Columnist Thomas Sowell's clever collage of distortions discrediting science, "Change in Earth's temperate is not at all new," (Times, April 2) ignores the reality that human-caused heat-trapping carbon dioxide in the atmosphere has risen sharply to 391 parts per million (ppm), far above the highest carbon dioxide level of 300 ppm over the past 650,000 years.
Sowell's article is "not at all new" oil industry propaganda designed to cast doubt on science and dismantle and defeat climate legislation so the oil industry can maintain its dominance in the global economy.
The, "Carbon Fees and Dividend Act," is climate and energy legislation that would fulfill the urgent need to significantly reduce greenhouse gas emissions by gradually raising the price of fossil fuels with refundable carbon fees so clean alternative energy would become less expensive and a better investment than carbon-based energy.
The free-market mechanisms of the legislation provide incentives for conserving energy and investing in the new generation of alternative energy technology, low- and no-emission vehicles and energy efficient appliances.
The Waxman/Markey, "American Clean Energy and Security Act," that passed in the House, will not adequately reduce emissions because it uses complicated "cap and trade" mechanisms that allow companies to buy carbon credits through 2050 rather than reduce emissions and provides credits for carbon offsets that are not verifiable and lead to gaming and fraud.
The Carbon Fees and Dividend Act would establish fees on carbon at refineries, coal mines and natural gas wells or anywhere carbon first enters the economy. The fees would gradually increase over 10 years until the price of alternative energy becomes less expensive than carbon-based energy.
The Internal Revenue Service would collect the fees and the total amount collected would be refunded as dividends to all American citizens and legal residents. The payments would be the same for everyone 18 and older. A maximum of two family members under 18 years of age per household would each receive one-half the amount paid to those over 18.
The equal payment amounts would reward conservation because people who make smart energy saving choices and investments would have extra income for non-energy uses. The dividend payments would compensate for higher energy-related cost of products and keep energy prices affordable so the economy would not be disrupted.

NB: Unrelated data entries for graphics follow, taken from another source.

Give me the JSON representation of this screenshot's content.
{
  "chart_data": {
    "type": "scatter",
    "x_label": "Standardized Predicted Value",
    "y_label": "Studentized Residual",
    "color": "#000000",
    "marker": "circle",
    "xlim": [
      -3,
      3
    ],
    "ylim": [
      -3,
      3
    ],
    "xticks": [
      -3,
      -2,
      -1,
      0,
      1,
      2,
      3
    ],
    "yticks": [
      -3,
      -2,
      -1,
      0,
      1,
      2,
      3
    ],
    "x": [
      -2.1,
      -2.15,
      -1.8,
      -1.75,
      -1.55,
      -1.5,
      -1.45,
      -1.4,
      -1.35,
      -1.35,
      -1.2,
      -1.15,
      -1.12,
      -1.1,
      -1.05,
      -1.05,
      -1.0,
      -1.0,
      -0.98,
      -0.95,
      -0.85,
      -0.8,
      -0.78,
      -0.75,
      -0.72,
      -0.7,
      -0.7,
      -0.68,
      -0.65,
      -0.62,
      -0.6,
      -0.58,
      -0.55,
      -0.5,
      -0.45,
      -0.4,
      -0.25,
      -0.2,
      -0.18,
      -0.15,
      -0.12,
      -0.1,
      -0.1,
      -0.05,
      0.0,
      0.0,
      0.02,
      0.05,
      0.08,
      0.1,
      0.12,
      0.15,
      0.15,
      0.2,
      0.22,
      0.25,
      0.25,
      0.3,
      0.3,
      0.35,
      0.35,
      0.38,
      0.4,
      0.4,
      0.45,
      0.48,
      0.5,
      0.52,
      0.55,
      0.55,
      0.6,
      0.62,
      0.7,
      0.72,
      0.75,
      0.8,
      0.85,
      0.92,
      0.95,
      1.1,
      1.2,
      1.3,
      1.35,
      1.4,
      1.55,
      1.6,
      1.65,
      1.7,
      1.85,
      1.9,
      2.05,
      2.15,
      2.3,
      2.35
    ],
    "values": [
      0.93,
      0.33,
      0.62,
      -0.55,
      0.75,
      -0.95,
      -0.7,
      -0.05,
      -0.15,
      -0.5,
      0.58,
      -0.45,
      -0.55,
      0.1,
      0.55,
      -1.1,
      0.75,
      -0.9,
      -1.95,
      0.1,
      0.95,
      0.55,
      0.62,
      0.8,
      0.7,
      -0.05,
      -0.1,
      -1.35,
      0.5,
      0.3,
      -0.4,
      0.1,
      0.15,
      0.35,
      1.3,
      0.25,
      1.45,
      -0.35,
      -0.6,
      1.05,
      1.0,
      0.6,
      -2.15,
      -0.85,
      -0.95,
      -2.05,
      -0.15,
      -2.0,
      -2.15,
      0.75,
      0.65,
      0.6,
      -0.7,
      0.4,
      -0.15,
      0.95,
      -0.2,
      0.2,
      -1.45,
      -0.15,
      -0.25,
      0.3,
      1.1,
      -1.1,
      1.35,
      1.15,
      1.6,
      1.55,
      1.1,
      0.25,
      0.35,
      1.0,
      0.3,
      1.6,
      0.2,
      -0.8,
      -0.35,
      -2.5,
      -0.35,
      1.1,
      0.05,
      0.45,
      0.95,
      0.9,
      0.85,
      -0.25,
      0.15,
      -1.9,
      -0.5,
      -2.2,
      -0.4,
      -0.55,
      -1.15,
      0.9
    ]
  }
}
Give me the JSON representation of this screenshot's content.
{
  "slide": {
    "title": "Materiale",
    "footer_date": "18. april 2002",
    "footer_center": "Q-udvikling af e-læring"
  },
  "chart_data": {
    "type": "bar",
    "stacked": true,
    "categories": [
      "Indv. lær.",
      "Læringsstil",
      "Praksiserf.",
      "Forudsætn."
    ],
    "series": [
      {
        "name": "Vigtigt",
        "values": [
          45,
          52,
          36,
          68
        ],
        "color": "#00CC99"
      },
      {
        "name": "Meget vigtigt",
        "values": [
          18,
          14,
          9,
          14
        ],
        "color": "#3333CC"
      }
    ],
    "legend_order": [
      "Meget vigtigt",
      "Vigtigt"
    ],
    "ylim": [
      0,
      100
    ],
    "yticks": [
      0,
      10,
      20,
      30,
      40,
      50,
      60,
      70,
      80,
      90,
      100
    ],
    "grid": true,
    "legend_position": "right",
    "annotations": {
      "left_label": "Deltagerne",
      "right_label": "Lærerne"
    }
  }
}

The United States is currently emitting approximately 6.5 billion tons of carbon dioxide a year. The carbon fees would start at $15 per ton of carbon dioxide emissions and increase $10 per year to $115 per ton. If emissions were reduced by a third during those 10 years, the fees collected would increase from $195 billion per year to $460 billion. With a U.S. population of 309 million, the dividend payments for everyone 18 and older would increase over 10 years from $362 to $1,844 per year and for those 17 and younger from $181 to $922.

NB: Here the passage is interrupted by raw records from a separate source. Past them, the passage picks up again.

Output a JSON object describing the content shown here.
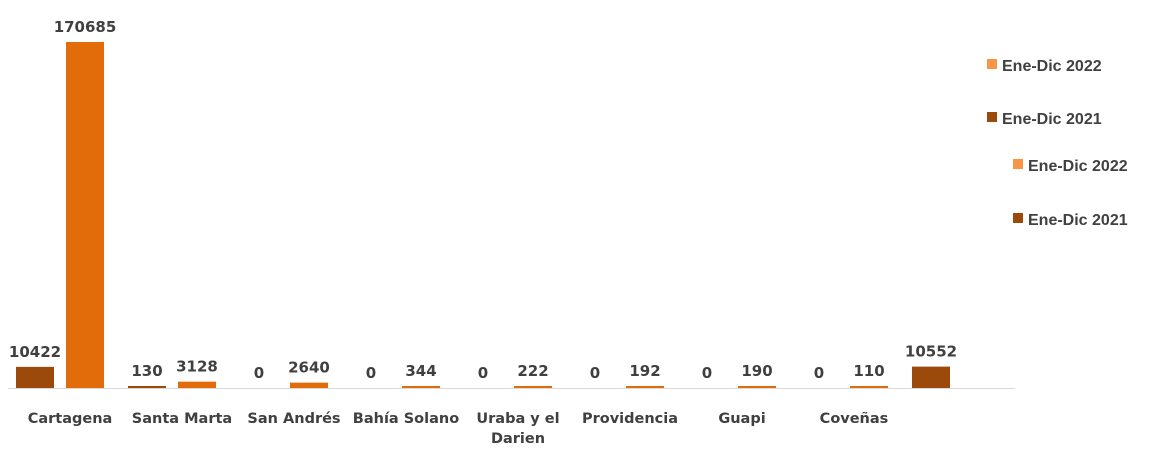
{
  "chart_data": {
    "type": "bar",
    "title": "",
    "xlabel": "",
    "ylabel": "",
    "ylim": [
      0,
      170685
    ],
    "grid": false,
    "legend_position": "right",
    "categories": [
      "Cartagena",
      "Santa Marta",
      "San Andrés",
      "Bahía Solano",
      "Uraba y el Darien",
      "Providencia",
      "Guapi",
      "Coveñas",
      ""
    ],
    "category_label_lines": [
      [
        "Cartagena"
      ],
      [
        "Santa Marta"
      ],
      [
        "San Andrés"
      ],
      [
        "Bahía Solano"
      ],
      [
        "Uraba y el",
        "Darien"
      ],
      [
        "Providencia"
      ],
      [
        "Guapi"
      ],
      [
        "Coveñas"
      ],
      []
    ],
    "series": [
      {
        "name": "Ene-Dic 2021",
        "color": "#9C4A0C",
        "values": [
          10422,
          130,
          0,
          0,
          0,
          0,
          0,
          0,
          10552
        ]
      },
      {
        "name": "Ene-Dic 2022",
        "color": "#E26B0A",
        "values": [
          170685,
          3128,
          2640,
          344,
          222,
          192,
          190,
          110,
          null
        ]
      }
    ],
    "legend": [
      {
        "name": "Ene-Dic 2022",
        "color": "#F79646"
      },
      {
        "name": "Ene-Dic 2021",
        "color": "#9C4A0C"
      },
      {
        "name": "Ene-Dic 2022",
        "color": "#F79646"
      },
      {
        "name": "Ene-Dic 2021",
        "color": "#9C4A0C"
      }
    ]
  }
}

The Department of Energy would establish equivalent refundable fees for other greenhouse gases including methane, nitrous oxide, sulfur hexafluoride and hydrofluorocarbons.

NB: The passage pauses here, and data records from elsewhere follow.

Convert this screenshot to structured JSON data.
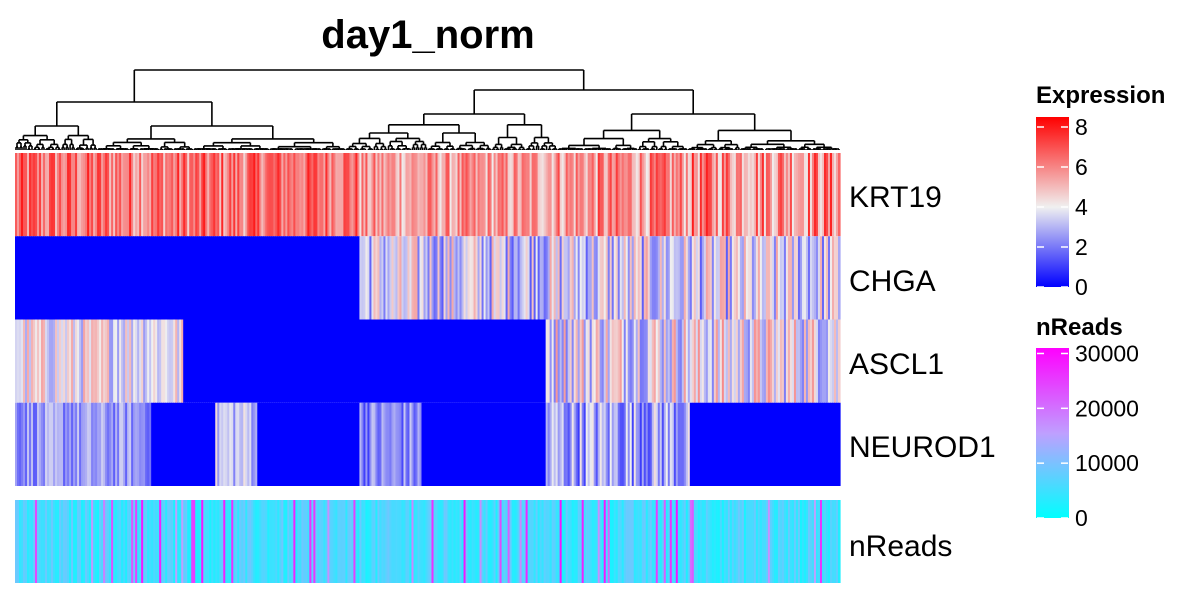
{
  "chart_data": {
    "type": "heatmap",
    "title": "day1_norm",
    "rows": [
      "KRT19",
      "CHGA",
      "ASCL1",
      "NEUROD1"
    ],
    "annotation_row": "nReads",
    "n_columns": 412,
    "clusters": [
      {
        "fraction": 0.166,
        "KRT19": [
          4.5,
          8.0
        ],
        "CHGA": [
          0,
          0
        ],
        "ASCL1": [
          2.5,
          5.5
        ],
        "NEUROD1": [
          1.5,
          3.5
        ]
      },
      {
        "fraction": 0.04,
        "KRT19": [
          4.5,
          8.0
        ],
        "CHGA": [
          0,
          0
        ],
        "ASCL1": [
          2.5,
          5.5
        ],
        "NEUROD1": [
          0,
          0
        ]
      },
      {
        "fraction": 0.04,
        "KRT19": [
          4.5,
          8.0
        ],
        "CHGA": [
          0,
          0
        ],
        "ASCL1": [
          0,
          0
        ],
        "NEUROD1": [
          0,
          0
        ]
      },
      {
        "fraction": 0.05,
        "KRT19": [
          4.5,
          8.0
        ],
        "CHGA": [
          0,
          0
        ],
        "ASCL1": [
          0,
          0
        ],
        "NEUROD1": [
          2.0,
          4.5
        ]
      },
      {
        "fraction": 0.12,
        "KRT19": [
          5.0,
          8.0
        ],
        "CHGA": [
          0,
          0
        ],
        "ASCL1": [
          0,
          0
        ],
        "NEUROD1": [
          0,
          0
        ]
      },
      {
        "fraction": 0.004,
        "KRT19": [
          5.0,
          8.0
        ],
        "CHGA": [
          0,
          0
        ],
        "ASCL1": [
          0,
          0
        ],
        "NEUROD1": [
          0,
          0
        ]
      },
      {
        "fraction": 0.075,
        "KRT19": [
          4.0,
          7.0
        ],
        "CHGA": [
          1.5,
          5.5
        ],
        "ASCL1": [
          0,
          0
        ],
        "NEUROD1": [
          1.0,
          3.5
        ]
      },
      {
        "fraction": 0.15,
        "KRT19": [
          4.0,
          7.0
        ],
        "CHGA": [
          1.5,
          5.5
        ],
        "ASCL1": [
          0,
          0
        ],
        "NEUROD1": [
          0,
          0
        ]
      },
      {
        "fraction": 0.175,
        "KRT19": [
          4.0,
          7.5
        ],
        "CHGA": [
          1.5,
          5.5
        ],
        "ASCL1": [
          2.0,
          6.0
        ],
        "NEUROD1": [
          1.0,
          4.5
        ]
      },
      {
        "fraction": 0.18,
        "KRT19": [
          4.0,
          8.0
        ],
        "CHGA": [
          1.5,
          5.5
        ],
        "ASCL1": [
          2.0,
          6.0
        ],
        "NEUROD1": [
          0,
          0
        ]
      }
    ],
    "nReads_typical": [
      2000,
      9000
    ],
    "nReads_occasional": [
      15000,
      30000
    ],
    "dendrogram": {
      "root_split_fraction": 0.4,
      "left_split_fraction": 0.25,
      "right_split_fraction": 0.43
    },
    "legends": [
      {
        "title": "Expression",
        "range": [
          0,
          8.5
        ],
        "ticks": [
          0,
          2,
          4,
          6,
          8
        ],
        "colors": [
          [
            "0",
            "#0000ff"
          ],
          [
            "4",
            "#f0f0f0"
          ],
          [
            "8.5",
            "#ff0000"
          ]
        ]
      },
      {
        "title": "nReads",
        "range": [
          0,
          31000
        ],
        "ticks": [
          0,
          10000,
          20000,
          30000
        ],
        "colors": [
          [
            "0",
            "#00ffff"
          ],
          [
            "15500",
            "#bf9fff"
          ],
          [
            "31000",
            "#ff00ff"
          ]
        ]
      }
    ],
    "legend_placement": "right"
  }
}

All of the fees collected would be combined for distribution in a, "Dividend Trust Fund."
Fossil-fuel subsidies would be phased out over five years and new coal-fired power plants would not be permitted because of planned obsolescence.
To assure equity in international trade, the Department of Commerce would establish Carbon-Fee-Equivalent Tariffs for goods entering the U.S. from countries without carbon fee pricing and Carbon-Fee-Equivalent Rebates to reduce the price of U.S. exports so they remain competitive.
Carbon pricing between countries provides economic benefits to all countries and would be more effective at reducing emissions than the "cap and trade" mechanisms of the Kyoto Protocol. The United States should seek carbon-pricing treaties with China, Brazil and India as well as with the United Nations as the basis for the next phase of the Kyoto Protocol.
The Times article, "Antioch begins tackling air pollution," (March 30) illustrates how communities throughout California and the United States are planning ways to, "reduce greenhouse gas emissions and adapt to climate change."
The Carbon Fees and Dividends Act would bring America together in becoming energy independent, building a sustainable clean-energy economy and creating a healthy global environment.
Mark Altgelt is a resident of Vallejo.